Paris – Elle est l’héritière milliardaire d’une entreprise de cosmétiques et vit dans un monde aussi précis que sur des roulettes. « Madame est servie », annonce chaque matin le majordome immaculé avant de réciter ses rendez-vous. Mais le système parfaitement maîtrisé commence à faiblir lorsque Marianne rencontre Pierre-Alain, photographe et artiste à la réputation douteuse.
Avec « La femme la plus riche du monde », Thierry Klifa met en scène une satire sociale acerbe et amère sur le pouvoir, l’argent et l’auto-tromperie. Au centre se trouve un brillant duo : Isabelle Huppert dans le rôle de Marianne Farrère et Laurent Lafitte dans le rôle de Pierre-Alain Fantin. Elle, contrôlée, cool, la soixantaine, découvre sur le tard une touche de liberté. Lui, excentrique et sans vergogne, bouscule son monde avec sa provocation jouissive.
Quand tout n’est plus synchronisé
Marianne dirige l’entreprise d’une main de fer : la publicité est un devoir, l’attitude fait partie de la marque. Lorsque sa fille (Marina Foïs) lui présente le photographe Pierre-Alain, ce système est renversé.

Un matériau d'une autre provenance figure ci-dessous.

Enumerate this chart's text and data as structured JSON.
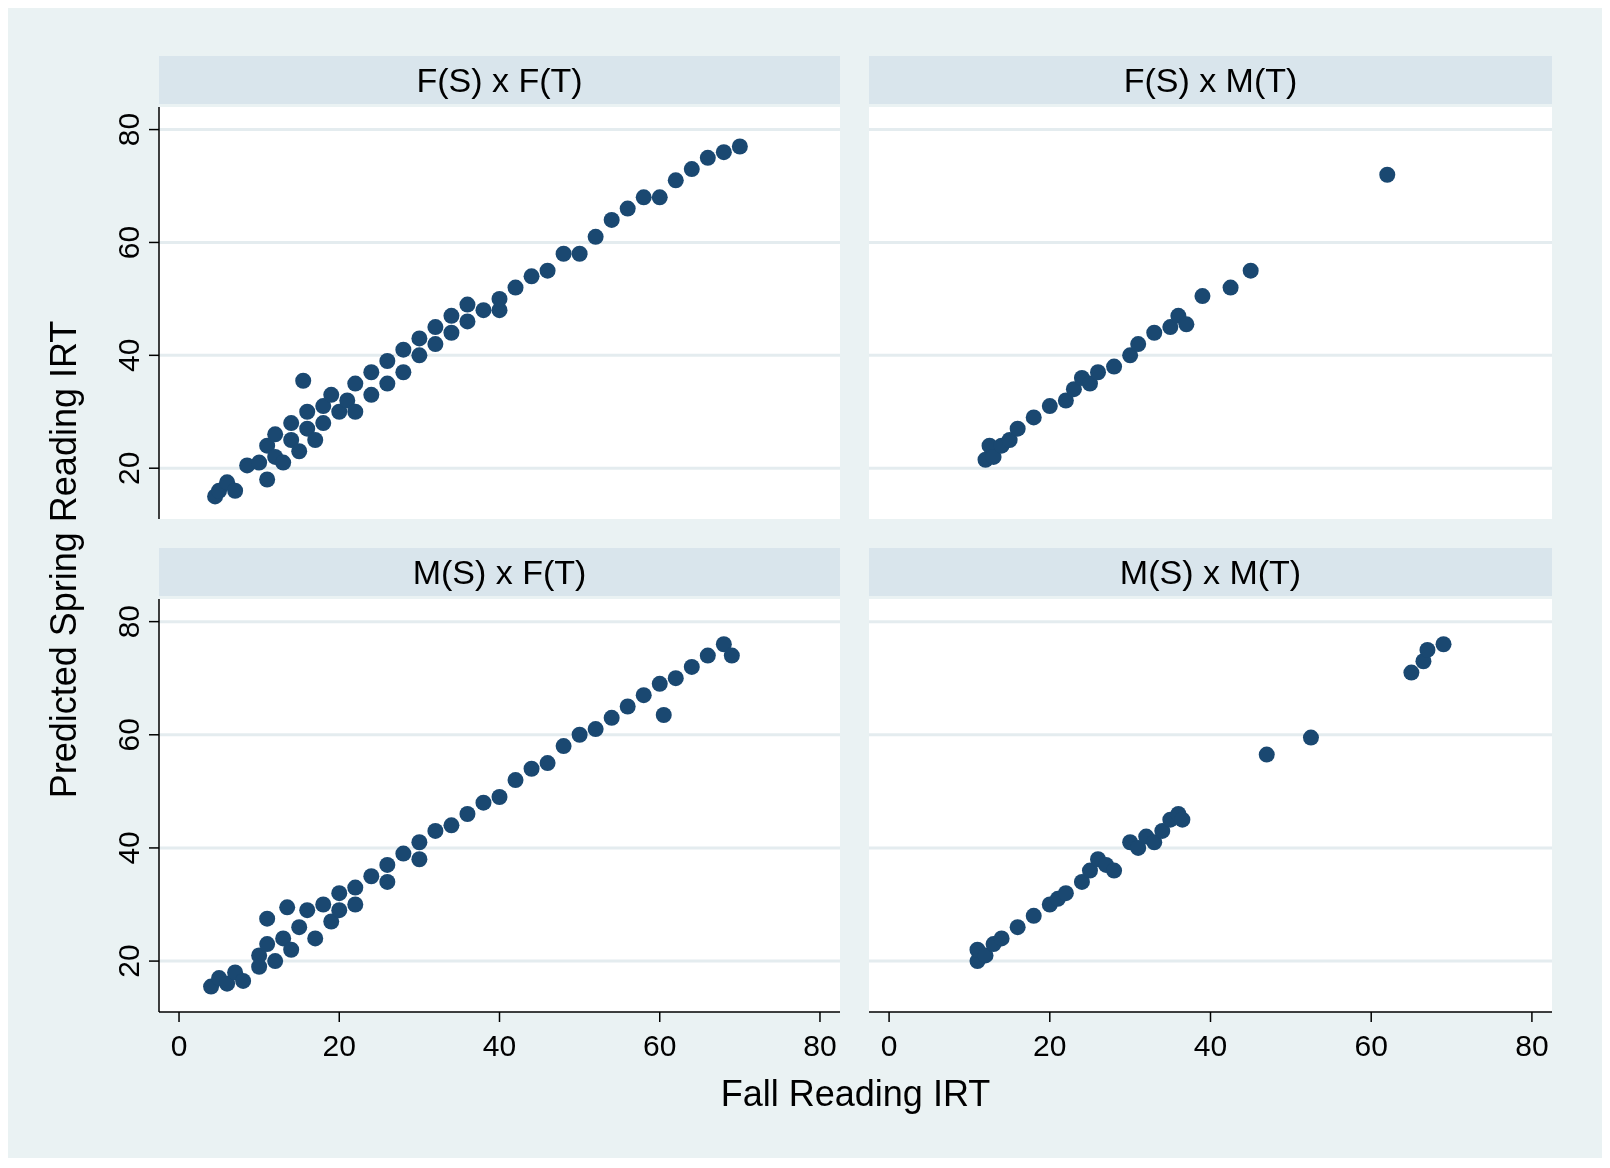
{
  "chart_data": [
    {
      "type": "scatter",
      "title": "F(S) x F(T)",
      "ylabel": "Predicted Spring Reading IRT",
      "xlim": [
        -2.5,
        82.5
      ],
      "ylim": [
        11,
        84
      ],
      "yticks": [
        20,
        40,
        60,
        80
      ],
      "grid": "y",
      "marker": "circle",
      "tick_labels": "y",
      "series": [
        {
          "color": "#1a4871",
          "x": [
            4.5,
            5,
            6,
            7,
            8.5,
            10,
            11,
            11,
            12,
            12,
            13,
            14,
            14,
            15,
            15.5,
            16,
            16,
            17,
            18,
            18,
            19,
            20,
            21,
            22,
            22,
            24,
            24,
            26,
            26,
            28,
            28,
            30,
            30,
            32,
            32,
            34,
            34,
            36,
            36,
            38,
            40,
            40,
            42,
            44,
            46,
            48,
            50,
            52,
            54,
            56,
            58,
            60,
            62,
            64,
            66,
            68,
            70
          ],
          "values": [
            15,
            16,
            17.5,
            16,
            20.5,
            21,
            18,
            24,
            22,
            26,
            21,
            25,
            28,
            23,
            35.5,
            27,
            30,
            25,
            31,
            28,
            33,
            30,
            32,
            30,
            35,
            33,
            37,
            35,
            39,
            37,
            41,
            40,
            43,
            42,
            45,
            44,
            47,
            46,
            49,
            48,
            48,
            50,
            52,
            54,
            55,
            58,
            58,
            61,
            64,
            66,
            68,
            68,
            71,
            73,
            75,
            76,
            77
          ]
        }
      ]
    },
    {
      "type": "scatter",
      "title": "F(S) x M(T)",
      "xlim": [
        -2.5,
        82.5
      ],
      "ylim": [
        11,
        84
      ],
      "yticks": [
        20,
        40,
        60,
        80
      ],
      "grid": "y",
      "marker": "circle",
      "tick_labels": false,
      "series": [
        {
          "color": "#1a4871",
          "x": [
            12,
            12.5,
            13,
            14,
            15,
            16,
            18,
            20,
            22,
            23,
            24,
            25,
            26,
            28,
            30,
            31,
            33,
            35,
            36,
            37,
            39,
            42.5,
            45,
            62
          ],
          "values": [
            21.5,
            24,
            22,
            24,
            25,
            27,
            29,
            31,
            32,
            34,
            36,
            35,
            37,
            38,
            40,
            42,
            44,
            45,
            47,
            45.5,
            50.5,
            52,
            55,
            72
          ]
        }
      ]
    },
    {
      "type": "scatter",
      "title": "M(S) x F(T)",
      "xlabel": "Fall Reading IRT",
      "xlim": [
        -2.5,
        82.5
      ],
      "ylim": [
        11,
        84
      ],
      "xticks": [
        0,
        20,
        40,
        60,
        80
      ],
      "yticks": [
        20,
        40,
        60,
        80
      ],
      "grid": "y",
      "marker": "circle",
      "series": [
        {
          "color": "#1a4871",
          "x": [
            4,
            5,
            6,
            7,
            8,
            10,
            10,
            11,
            11,
            12,
            13,
            13.5,
            14,
            15,
            16,
            17,
            18,
            19,
            20,
            20,
            22,
            22,
            24,
            26,
            26,
            28,
            30,
            30,
            32,
            34,
            36,
            38,
            40,
            42,
            44,
            46,
            48,
            50,
            52,
            54,
            56,
            58,
            60,
            60.5,
            62,
            64,
            66,
            68,
            69
          ],
          "values": [
            15.5,
            17,
            16,
            18,
            16.5,
            21,
            19,
            23,
            27.5,
            20,
            24,
            29.5,
            22,
            26,
            29,
            24,
            30,
            27,
            32,
            29,
            33,
            30,
            35,
            37,
            34,
            39,
            41,
            38,
            43,
            44,
            46,
            48,
            49,
            52,
            54,
            55,
            58,
            60,
            61,
            63,
            65,
            67,
            69,
            63.5,
            70,
            72,
            74,
            76,
            74
          ]
        }
      ]
    },
    {
      "type": "scatter",
      "title": "M(S) x M(T)",
      "xlim": [
        -2.5,
        82.5
      ],
      "ylim": [
        11,
        84
      ],
      "xticks": [
        0,
        20,
        40,
        60,
        80
      ],
      "yticks": [
        20,
        40,
        60,
        80
      ],
      "grid": "y",
      "marker": "circle",
      "tick_labels": "x",
      "series": [
        {
          "color": "#1a4871",
          "x": [
            11,
            11,
            12,
            13,
            14,
            16,
            18,
            20,
            21,
            22,
            24,
            25,
            26,
            27,
            28,
            30,
            31,
            32,
            33,
            34,
            35,
            36,
            36.5,
            47,
            52.5,
            65,
            66.5,
            67,
            69
          ],
          "values": [
            20,
            22,
            21,
            23,
            24,
            26,
            28,
            30,
            31,
            32,
            34,
            36,
            38,
            37,
            36,
            41,
            40,
            42,
            41,
            43,
            45,
            46,
            45,
            56.5,
            59.5,
            71,
            73,
            75,
            76
          ]
        }
      ]
    }
  ]
}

Le riche entrepreneur tombe vite sous le charme du provocateur habile, à la fois moqueur et flatteur.
Une proximité dangereuse
La relation se transforme rapidement en dépendance. Marianne lui permet non seulement de partager sa richesse, mais aussi son style de vie, sans aucune limite perceptible. Même ses provocations calculées, son altérité démonstrative, ses frasques ne la rebutent pas : il apparaît avec sa jeune amante, urine dans les rhododendrons.
L’inquiétude grandit dans son entourage : le mari reste distant car il voit sa femme ressusciter, et la fille s’alarme de plus en plus.
Un jeu de pouvoir toxique et fascinant se développe entre les deux – quelque part entre admiration, manipulation et dépendance émotionnelle. Dans une interview accordée à l’agence de presse allemande, Huppert elle-même décrit cette dynamique comme un attrait : Pierre-Alain est « comme un alcool fort » pour sa silhouette – une fois goûté, il est presque impossible d’y résister. C’est exactement l’attrait de son rôle : une chute dans une version différente d’elle-même.
Affaire juridique complexe
Klifa s’inspire librement du soi-disant scandale Bettencourt, une affaire qui a saisi la France dans les années 2000. Au centre se trouvait l’héritière de L’Oréal, Liliane Bettencourt, qui a offert au photographe François-Marie Banier des cadeaux d’une valeur de plusieurs millions au fil des ans.
Déclenchée par une plainte déposée par sa fille Françoise Bettencourt-Meyers pour exploitation présumée de sa mère affaiblie, une affaire judiciaire sensationnelle s’est développée. En 2015, Banier a été reconnu coupable d’« abus de faiblesse ».
Comme Huppert l’a souligné dans l’interview, lorsqu’elle travaillait sur le film, elle ne s’intéressait pas au cas réel, mais plutôt à la rencontre entre les deux et à la facilité avec laquelle elle se développait. « C’est comme si une partie d’elle-même s’exprimait soudain facilement et librement au contact de cette personne. »
Spirale dangereuse
L’intrigue du film se concentre avant tout sur la spirale toujours croissante des excès qui caractérise la relation entre Marianne et Pierre-Alain. Les dialogues sont particulièrement agréables : ils jouent à la fois avec le caractère provocateur de Pierre-Alain et la franchise souvent acerbe de Marianne, tout en véhiculant des nuances subtiles sur des sujets tels que le mariage, l’argent et le pouvoir.
Humour amer
Oscillant entre satire sociale et comédie tabloïd, le ton oscille entre humour amer et profondeur mélancolique. Derrière la surface lisse de la haute société se cache un monde de solitude, de vide et de relations mises en scène.
Ici, les sentiments sont marchandisés, la proximité est remplacée par l’argent. Klifa expose ce mécanisme avec clarté, sans prêcher moralement, mais en le démontant avec plaisir.
Avec « La femme la plus riche du monde », il crée un cinéma très divertissant, porté par un Huppert qui brille de manière impressionnante entre froideur et vulnérabilité.